In an ideal situation where your arrays both fit in L1 cache and are in L1 cache, yes. However, in typical real world situations, you will not have them fit in L1 cache and then what will happen after the reads are issued will look like this:

  * Some time passes
  * Load 1 finishes
  * Some time passes
  * Load 2 finishes
  * FMA executes

As we are doing FMA on arrays, this is presumably part of a tight loop. During the first few loop iterations, the CPU core’s memory prefetcher will figure out that you have two linear access patterns and that your code is likely to request the next parts of both arrays. The memory prefetcher will then begin issuing loads before your code does and when the CPU issues a load that has already been issued by the prefetcher, it will begin waiting on the result as if it had issued the load. Internally, the CPU is pipelined, so if it can only issue 1 load per cycle, and there are two loads to be issued, it does not wait for the first load to finish and instead issues the second load on the next cycle. The second load will also begin waiting on a load that was done early by the prefetcher. It does not really matter whether you are issuing the AVX-512 loads in 1 cycle or 2 cycles, because the issue of the loads will occur in the time while we are already waiting for the loads to finish thanks to the prefetcher beginning the loads early.

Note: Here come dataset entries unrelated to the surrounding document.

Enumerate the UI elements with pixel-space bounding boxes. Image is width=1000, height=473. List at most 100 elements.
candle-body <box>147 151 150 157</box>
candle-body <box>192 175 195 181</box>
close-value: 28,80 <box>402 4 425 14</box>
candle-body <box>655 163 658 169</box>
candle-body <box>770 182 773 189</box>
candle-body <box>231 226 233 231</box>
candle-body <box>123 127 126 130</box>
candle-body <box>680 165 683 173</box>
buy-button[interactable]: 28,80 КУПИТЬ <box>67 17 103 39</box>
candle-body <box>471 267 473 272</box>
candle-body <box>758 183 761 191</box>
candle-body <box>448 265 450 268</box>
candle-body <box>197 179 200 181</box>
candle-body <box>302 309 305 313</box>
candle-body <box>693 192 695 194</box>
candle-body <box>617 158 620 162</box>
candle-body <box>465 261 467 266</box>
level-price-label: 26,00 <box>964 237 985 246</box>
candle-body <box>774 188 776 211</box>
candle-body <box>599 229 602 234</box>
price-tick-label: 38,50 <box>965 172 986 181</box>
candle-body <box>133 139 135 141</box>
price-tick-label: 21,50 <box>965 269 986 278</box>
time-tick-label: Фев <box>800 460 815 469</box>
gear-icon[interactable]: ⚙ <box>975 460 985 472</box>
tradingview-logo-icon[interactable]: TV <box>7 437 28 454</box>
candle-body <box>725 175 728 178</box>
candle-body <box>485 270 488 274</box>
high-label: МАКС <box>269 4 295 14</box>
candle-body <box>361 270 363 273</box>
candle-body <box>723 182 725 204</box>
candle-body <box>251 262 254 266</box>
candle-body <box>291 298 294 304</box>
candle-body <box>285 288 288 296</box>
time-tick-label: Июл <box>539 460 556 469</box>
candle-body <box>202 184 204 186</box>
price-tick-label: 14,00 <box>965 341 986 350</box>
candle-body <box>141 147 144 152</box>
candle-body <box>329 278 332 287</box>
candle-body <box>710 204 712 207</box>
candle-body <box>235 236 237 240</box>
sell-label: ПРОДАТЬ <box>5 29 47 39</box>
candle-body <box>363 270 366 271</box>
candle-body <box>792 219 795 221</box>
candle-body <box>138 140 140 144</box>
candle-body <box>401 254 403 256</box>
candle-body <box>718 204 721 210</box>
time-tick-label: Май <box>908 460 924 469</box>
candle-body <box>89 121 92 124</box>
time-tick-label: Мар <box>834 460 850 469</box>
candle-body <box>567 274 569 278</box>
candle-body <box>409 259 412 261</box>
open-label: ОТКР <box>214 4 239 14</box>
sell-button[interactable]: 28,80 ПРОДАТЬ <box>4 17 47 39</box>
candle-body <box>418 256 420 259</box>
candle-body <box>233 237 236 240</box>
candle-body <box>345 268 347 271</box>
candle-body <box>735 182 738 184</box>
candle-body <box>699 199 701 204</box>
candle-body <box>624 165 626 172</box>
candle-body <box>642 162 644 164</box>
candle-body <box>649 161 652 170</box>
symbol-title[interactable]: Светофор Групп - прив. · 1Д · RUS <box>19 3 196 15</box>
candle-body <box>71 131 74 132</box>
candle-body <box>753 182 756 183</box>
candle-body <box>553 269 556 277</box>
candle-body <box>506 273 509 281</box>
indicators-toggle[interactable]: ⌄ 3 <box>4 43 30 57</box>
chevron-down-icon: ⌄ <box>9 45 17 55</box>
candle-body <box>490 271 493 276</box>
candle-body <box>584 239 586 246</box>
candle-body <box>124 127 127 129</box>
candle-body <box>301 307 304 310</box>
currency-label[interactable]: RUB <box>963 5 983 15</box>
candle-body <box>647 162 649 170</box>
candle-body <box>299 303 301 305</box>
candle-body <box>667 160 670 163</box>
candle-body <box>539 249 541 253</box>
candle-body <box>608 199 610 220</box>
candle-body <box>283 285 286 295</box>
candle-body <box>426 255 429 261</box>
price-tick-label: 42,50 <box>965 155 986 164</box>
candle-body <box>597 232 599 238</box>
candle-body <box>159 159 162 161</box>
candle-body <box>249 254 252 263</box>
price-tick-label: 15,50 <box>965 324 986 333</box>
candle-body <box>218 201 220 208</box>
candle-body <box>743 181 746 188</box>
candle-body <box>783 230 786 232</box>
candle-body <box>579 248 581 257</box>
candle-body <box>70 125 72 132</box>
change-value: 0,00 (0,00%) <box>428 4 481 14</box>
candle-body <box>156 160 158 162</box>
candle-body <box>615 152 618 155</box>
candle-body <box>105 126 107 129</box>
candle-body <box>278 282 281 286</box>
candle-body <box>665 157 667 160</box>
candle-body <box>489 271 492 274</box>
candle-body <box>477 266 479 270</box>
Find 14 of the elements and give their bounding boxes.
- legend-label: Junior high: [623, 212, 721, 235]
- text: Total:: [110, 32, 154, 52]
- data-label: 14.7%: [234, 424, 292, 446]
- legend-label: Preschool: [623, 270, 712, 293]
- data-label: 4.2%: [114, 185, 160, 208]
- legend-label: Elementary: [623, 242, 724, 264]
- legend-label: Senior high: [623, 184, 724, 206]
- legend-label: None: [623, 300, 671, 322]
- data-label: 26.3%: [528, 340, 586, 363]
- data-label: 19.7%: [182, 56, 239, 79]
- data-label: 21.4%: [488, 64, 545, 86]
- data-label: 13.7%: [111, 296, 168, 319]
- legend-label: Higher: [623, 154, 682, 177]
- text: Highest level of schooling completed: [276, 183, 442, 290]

There is an inherent assumption in this that the loads will finish serially rather than in parallel, and it would seem reasonable to think that the loads will finish in parallel. However, in reality, the loads will finish serially. This is because the hardware is serial. On the 9800X3D, the physical lines connecting the memory to the CPU can only send 128-bits at a time (well, 128-bits that matter for this reasoning; we are ignoring things like transparent ECC that are not relevant for our reasoning). An AVX-512 load needs to wait for 4x 128-bits to be sent over those lines. The result is that even if you issue two AVX-512 reads in a single cycle, one will always finish first and you will still need to wait for the second one.

I realize I did not address L2 cache and L3 cache, but much like system RAM, neither of those will keep up with 2 AVX-512 loads per cycle (or 1 for that matter), so what will happen when things are in L2 or L3 cache will be similar to what happens when loads come from system memory although with less time spent waiting.

It could be that you will end up with the loop finishing a few cycles faster with the 2 AVX-512 read per cycle version (because it could make the memory prefetcher realize the linear access pattern a few cycles faster), but if your loop takes 1 billion cycles to execute, you are not going to notice a savings of a few cycles, which is why I think being able to issue 2 AVX-512 loads instead of 1 in a single cycle does not matter very much.

Does my explanation make sense?

OK, we agree that L1-resident workloads see a benefit. I also agree with your analysis if the loads actually come from memory.

Let's look at a more interesting case. We have a dataset bigger than L3. We touch a small part of it with one kernel. That is now in L1. Next we do a second kernel where each of the loads of this part are L1 hits. With two L1 ports, the latter is now twice as fast.

Even better, we can work on larger parts of the data such that it still fits in L2. Now, we're going to do the above for each L1-sized piece of the L2. Sure, the initial load from L2 isn't happening as fast as 2x64 bytes per cycle. But still, there are many L1 hits and I'm measuring effective FMA throughput that is _50 times_ as high as the memory bandwidth would allow when only streaming from memory. It's simply a matter of arranging for reuse to be possible, which admittedly does not work with single-pass algorithms like a checksum.

Do you find this reasoning convincing?